DXMATRIX - same as XMATRIX, but for the function's first
derivative.
RESET - if set, force a recomputation of XMATRIX and/or DXMATRIX.
DERIV_WEIGHT - amount of weight to give to function derivative,
relative to the function value.
Default: 0.16d Returns
An array of coefficient values. The dimensions of the array are
NPOLYNOMIALxNSEGS, where NSEGS is the number of granules in the
entire interval. Example
;; Estimate Chebyshev coefficients for the function SIN(X), on the
;; interval [-1,+1].
xx = dindgen(9)/4d - 1d ;; Regular grid from -1 to 1 (9 points)
yy = sin(xx) ;; Function values, sin(x), ...
dy = cos(xx) ;; ... and derivatives
;; Estimate coefficients using CHEBGRID (single granule of 8 intervals)
p = chebgrid(xx, yy, dy, npoints=8, ngranule=8, npoly=10)

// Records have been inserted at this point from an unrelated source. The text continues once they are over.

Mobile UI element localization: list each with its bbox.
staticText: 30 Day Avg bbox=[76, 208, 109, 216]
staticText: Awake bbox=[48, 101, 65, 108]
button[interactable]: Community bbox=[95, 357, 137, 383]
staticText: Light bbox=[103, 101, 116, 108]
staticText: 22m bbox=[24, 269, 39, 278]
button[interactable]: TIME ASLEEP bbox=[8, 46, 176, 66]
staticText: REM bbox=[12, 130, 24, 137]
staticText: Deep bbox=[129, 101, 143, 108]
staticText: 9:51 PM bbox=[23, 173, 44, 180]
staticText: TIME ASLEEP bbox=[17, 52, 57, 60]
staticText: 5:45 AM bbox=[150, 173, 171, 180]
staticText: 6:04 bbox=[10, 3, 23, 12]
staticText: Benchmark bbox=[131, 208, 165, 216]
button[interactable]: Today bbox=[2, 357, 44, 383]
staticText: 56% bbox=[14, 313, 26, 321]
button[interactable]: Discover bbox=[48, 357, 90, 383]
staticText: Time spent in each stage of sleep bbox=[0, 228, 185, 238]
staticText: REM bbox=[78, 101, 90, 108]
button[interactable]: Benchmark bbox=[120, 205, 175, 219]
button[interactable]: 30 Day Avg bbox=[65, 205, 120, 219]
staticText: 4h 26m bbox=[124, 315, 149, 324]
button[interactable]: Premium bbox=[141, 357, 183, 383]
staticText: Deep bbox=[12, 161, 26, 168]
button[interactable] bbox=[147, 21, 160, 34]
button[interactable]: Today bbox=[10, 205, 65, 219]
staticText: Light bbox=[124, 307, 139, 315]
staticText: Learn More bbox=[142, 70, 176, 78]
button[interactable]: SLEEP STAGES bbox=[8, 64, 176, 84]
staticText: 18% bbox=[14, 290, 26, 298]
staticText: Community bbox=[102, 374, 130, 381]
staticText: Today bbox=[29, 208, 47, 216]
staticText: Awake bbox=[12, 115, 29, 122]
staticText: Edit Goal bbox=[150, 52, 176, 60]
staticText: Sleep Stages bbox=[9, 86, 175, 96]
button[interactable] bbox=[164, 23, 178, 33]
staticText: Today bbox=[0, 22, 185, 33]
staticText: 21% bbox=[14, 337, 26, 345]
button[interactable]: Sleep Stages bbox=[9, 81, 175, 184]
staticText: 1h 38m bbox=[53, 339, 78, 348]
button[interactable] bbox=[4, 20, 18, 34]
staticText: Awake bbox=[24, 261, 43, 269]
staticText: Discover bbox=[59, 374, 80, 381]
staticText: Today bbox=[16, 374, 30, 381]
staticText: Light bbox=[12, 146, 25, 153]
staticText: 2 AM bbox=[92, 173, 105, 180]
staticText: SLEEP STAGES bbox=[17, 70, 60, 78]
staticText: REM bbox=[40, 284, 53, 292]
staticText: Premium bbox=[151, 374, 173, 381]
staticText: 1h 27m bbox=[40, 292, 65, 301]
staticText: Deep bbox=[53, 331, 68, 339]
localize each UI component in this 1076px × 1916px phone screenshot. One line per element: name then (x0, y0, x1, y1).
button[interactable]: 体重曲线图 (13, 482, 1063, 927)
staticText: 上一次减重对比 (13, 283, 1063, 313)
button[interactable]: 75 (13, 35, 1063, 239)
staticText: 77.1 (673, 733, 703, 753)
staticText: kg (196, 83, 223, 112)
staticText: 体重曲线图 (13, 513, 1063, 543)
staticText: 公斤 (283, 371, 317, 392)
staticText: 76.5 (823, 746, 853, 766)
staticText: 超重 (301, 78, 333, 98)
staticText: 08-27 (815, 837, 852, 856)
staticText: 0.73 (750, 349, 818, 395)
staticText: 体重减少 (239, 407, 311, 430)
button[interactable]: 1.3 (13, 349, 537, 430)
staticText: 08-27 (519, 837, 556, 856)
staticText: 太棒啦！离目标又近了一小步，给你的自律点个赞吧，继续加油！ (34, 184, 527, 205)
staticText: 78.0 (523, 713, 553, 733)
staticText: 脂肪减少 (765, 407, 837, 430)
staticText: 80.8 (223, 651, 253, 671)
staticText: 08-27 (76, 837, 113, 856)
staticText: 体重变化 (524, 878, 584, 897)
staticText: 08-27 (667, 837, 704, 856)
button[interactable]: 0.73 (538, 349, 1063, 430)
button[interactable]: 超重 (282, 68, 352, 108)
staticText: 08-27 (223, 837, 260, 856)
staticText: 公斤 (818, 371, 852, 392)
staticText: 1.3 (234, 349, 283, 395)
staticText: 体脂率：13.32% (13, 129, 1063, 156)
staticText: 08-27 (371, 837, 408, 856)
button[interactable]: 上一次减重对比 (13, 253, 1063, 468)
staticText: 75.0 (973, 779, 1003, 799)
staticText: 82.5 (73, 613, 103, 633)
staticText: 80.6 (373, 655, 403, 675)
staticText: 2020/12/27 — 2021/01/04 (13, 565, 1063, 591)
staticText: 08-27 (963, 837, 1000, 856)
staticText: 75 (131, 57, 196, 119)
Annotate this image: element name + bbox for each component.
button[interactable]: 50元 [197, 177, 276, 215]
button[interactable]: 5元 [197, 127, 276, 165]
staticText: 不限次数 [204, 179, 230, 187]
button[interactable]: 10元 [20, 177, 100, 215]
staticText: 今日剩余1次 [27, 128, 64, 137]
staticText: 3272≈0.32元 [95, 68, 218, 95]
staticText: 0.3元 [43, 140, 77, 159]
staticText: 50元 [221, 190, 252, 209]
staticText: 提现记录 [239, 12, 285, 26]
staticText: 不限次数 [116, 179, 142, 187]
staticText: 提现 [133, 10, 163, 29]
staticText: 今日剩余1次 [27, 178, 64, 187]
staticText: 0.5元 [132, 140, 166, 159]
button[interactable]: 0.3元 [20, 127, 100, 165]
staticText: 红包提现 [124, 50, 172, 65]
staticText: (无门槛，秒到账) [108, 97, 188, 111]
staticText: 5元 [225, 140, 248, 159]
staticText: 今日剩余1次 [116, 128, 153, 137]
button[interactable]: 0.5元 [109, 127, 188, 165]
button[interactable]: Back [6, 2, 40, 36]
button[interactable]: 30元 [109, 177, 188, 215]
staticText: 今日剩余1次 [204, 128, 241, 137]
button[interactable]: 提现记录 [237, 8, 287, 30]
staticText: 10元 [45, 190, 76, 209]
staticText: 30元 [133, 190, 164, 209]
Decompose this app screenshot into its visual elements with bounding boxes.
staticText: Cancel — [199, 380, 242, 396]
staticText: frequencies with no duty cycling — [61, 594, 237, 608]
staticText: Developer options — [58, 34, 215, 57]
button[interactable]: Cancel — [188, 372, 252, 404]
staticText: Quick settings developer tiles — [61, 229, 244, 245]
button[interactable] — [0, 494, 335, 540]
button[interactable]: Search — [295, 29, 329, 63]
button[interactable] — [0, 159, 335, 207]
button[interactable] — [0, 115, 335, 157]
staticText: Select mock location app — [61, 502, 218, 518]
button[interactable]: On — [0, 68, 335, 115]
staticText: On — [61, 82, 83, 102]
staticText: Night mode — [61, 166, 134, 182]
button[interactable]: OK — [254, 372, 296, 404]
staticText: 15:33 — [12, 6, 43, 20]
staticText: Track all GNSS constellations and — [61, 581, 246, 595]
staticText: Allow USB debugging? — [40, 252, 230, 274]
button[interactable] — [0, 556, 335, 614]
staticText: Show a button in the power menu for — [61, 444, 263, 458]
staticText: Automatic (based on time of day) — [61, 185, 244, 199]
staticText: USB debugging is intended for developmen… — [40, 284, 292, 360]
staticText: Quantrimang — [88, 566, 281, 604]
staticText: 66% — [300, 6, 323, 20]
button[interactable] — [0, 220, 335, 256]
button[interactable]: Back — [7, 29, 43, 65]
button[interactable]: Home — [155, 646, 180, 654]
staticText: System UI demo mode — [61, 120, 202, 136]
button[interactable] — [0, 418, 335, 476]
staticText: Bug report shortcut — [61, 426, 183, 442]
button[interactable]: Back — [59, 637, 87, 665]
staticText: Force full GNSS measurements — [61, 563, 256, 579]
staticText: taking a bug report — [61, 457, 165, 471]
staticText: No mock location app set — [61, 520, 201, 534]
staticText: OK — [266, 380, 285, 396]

xxx = dindgen(1001)/500 - 1d ;; New grid for testing
res = sin(xxx) - chebeval(xxx, p)
plot, xxx, res
;; Same as example above, except extended range to [-1, +15],
using eight granules.
xx2 = dindgen(65)/4d - 1
yy2 = sin(xx2)
dy2 = cos(xx2)
p = chebgrid(xx2, yy2, dy2, ngranule=8, npoint=8, npoly=10)
help, p
P DOUBLE = Array[10, 8]
;; (i.e., 10 polynomial coefficients over 8 granules)
References
Abramowitz, M. & Stegun, I., 1965, *Handbook of Mathematical
Functions*, 1965, U.S. Government Printing Office, Washington,
D.C. (Applied Mathematical Series 55)
Newhall, X. X. 1989, Celestial Mechanics, 45, p. 305-310
Modification History
Written, CM, Feb 2002
Documented, CM, 24 Mar 2002
Corrected documentation, CM, 28 Apr 2002
Typo correction, CM, 10 Oct 2002